John Gregg (UDA) - Assassination Attempt On Gerry Adams

Assassination Attempt On Gerry Adams

On 14 March 1984, he severely wounded Sinn Féin president Gerry Adams in an attack supposedly ordered as a response to the earlier killings of Ulster Unionist Party politicians Robert Bradford and Edgar Graham. Gregg, at the time the head of the UDA commando in Rathcoole, was in charge of a three man hit team that pulled up alongside Adams' car near Belfast City Hall and opened fire injuring Adams and his three fellow passengers, who nonetheless escaped to seek treatment at the Royal Victoria Hospital, Belfast.

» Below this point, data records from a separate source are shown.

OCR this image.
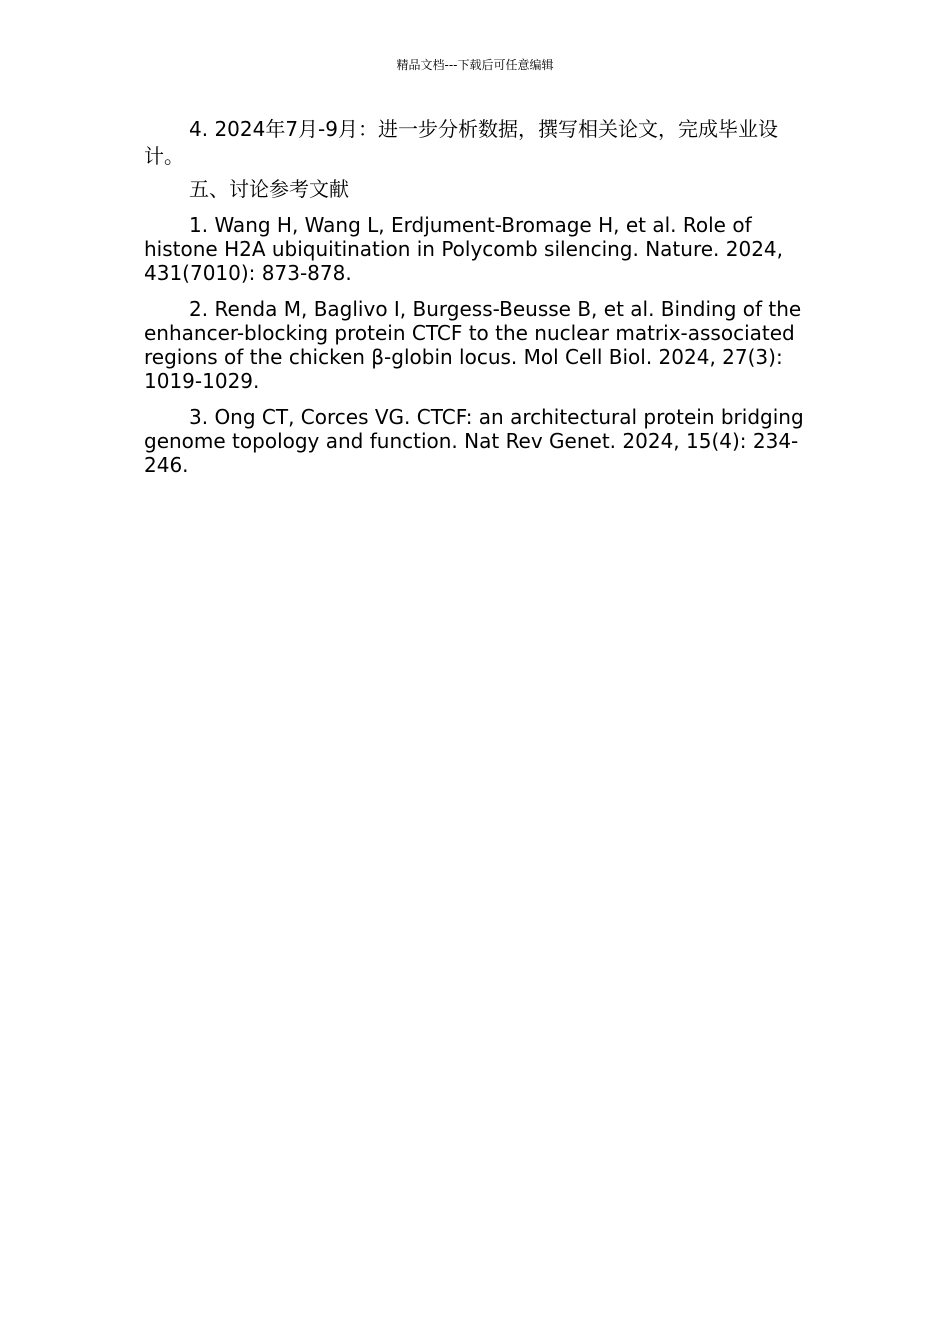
精品文档---下载后可任意编辑

4. 2024年7月-9月：进一步分析数据，撰写相关论文，完成毕业设计。

五、讨论参考文献

1. Wang H, Wang L, Erdjument-Bromage H, et al. Role of histone H2A ubiquitination in Polycomb silencing. Nature. 2024, 431(7010): 873-878.

2. Renda M, Baglivo I, Burgess-Beusse B, et al. Binding of the enhancer-blocking protein CTCF to the nuclear matrix-associated regions of the chicken β-globin locus. Mol Cell Biol. 2024, 27(3): 1019-1029.

3. Ong CT, Corces VG. CTCF: an architectural protein bridging genome topology and function. Nat Rev Genet. 2024, 15(4): 234-246.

Gregg and his team were apprehended almost immediately by a British Army patrol that opened fire on them before ramming their car. The attack had been known in advance by security forces due to a tip-off from informants within Rathcoole; Adams and his co-passengers had survived in part because Royal Ulster Constabulary (RUC) officers, acting on the informants' information, had replaced much of the ammunition in the UDA's Rathcoole weapons dump with low-velocity bullets.

Gregg was jailed for 18 years; however, he only served half his sentence and was released in 1993. When asked by the BBC in prison if he regretted anything about the shooting, his reply was, "Only that I didn't succeed."